Bursa karbon di Indonesia akan diluncurkan pada tanggal 26 September 2023. Perdagangan karbon adalah jual beli kredit karbon, dimana perusahaan yang menghasilkan emisi karbon yang melebihi batas harus membeli kredit karbon milik perusahaan lain.
Dua produk yang diperdagangkan dalam bursa karbon di Indonesia adalah Persetujuan Teknis Batas Atas Emisi Pelaku Usaha (PTBAE-PU) dan Sertifikat Pengurangan Emisi Gas Rumah Kaca (SPE-GRK). Kedua produk tersebut diperdagangkan dalam bentuk sekuritas, seperti saham.
Berinvestasi di perusahaan-perusahaan energi terbarukan seperti $PGEO, $KEEN, $ARKO, dan $BREN dapat menjadi langkah cerdas bagi para investor yang ingin mengambil untung dari permintaan energi bersih yang terus meningkat di Indonesia. Perusahaan-perusahaan ini dapat menjual kredit karbon mereka, yang diharapkan akan berdampak positif pada harga saham mereka. Namun, perusahaan-perusahaan tersebut hanya dapat memperdagangkan kredit karbon mereka setelah memverifikasi aset-aset mereka untuk mendapatkan nilai total unit karbon yang dapat dijual.
Sejauh tahun Ini (YtD), saham PGEO (+57,71%), KEEN (+29,69%), ARKO (+12,00%) dan BREN (315,38%) mengalami kenaikan harga.

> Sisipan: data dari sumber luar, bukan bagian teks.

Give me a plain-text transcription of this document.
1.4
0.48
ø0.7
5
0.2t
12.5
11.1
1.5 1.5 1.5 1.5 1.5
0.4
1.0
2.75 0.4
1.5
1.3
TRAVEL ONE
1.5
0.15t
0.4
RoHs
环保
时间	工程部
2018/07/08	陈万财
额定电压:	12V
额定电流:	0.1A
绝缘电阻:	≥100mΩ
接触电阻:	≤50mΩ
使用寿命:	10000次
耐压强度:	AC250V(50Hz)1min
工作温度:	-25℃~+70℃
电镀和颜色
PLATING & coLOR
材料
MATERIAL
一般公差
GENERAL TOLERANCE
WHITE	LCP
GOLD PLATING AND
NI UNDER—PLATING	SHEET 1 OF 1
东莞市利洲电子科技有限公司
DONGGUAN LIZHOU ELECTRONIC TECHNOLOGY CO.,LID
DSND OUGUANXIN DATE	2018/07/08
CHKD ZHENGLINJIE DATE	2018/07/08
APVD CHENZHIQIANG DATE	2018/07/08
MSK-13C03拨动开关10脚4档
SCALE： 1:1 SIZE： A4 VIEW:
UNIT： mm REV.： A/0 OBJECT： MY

Di sisi lain, perusahaan-perusahaan yang mengoperasikan pembangkit listrik tenaga batu bara - seperti PLN - dapat mengalami dampak negatif karena mereka diharuskan membeli kredit karbon. Namun, jumlah kewajiban pembelian kredit karbon akan tergantung pada total batas emisi. Nantinya, batas emisi total akan ditetapkan oleh Kementerian Energi dan Sumber Daya Mineral.
Duel Saham EBT Terbesar, Manakah yang harus dipilih PGEO atau BREN?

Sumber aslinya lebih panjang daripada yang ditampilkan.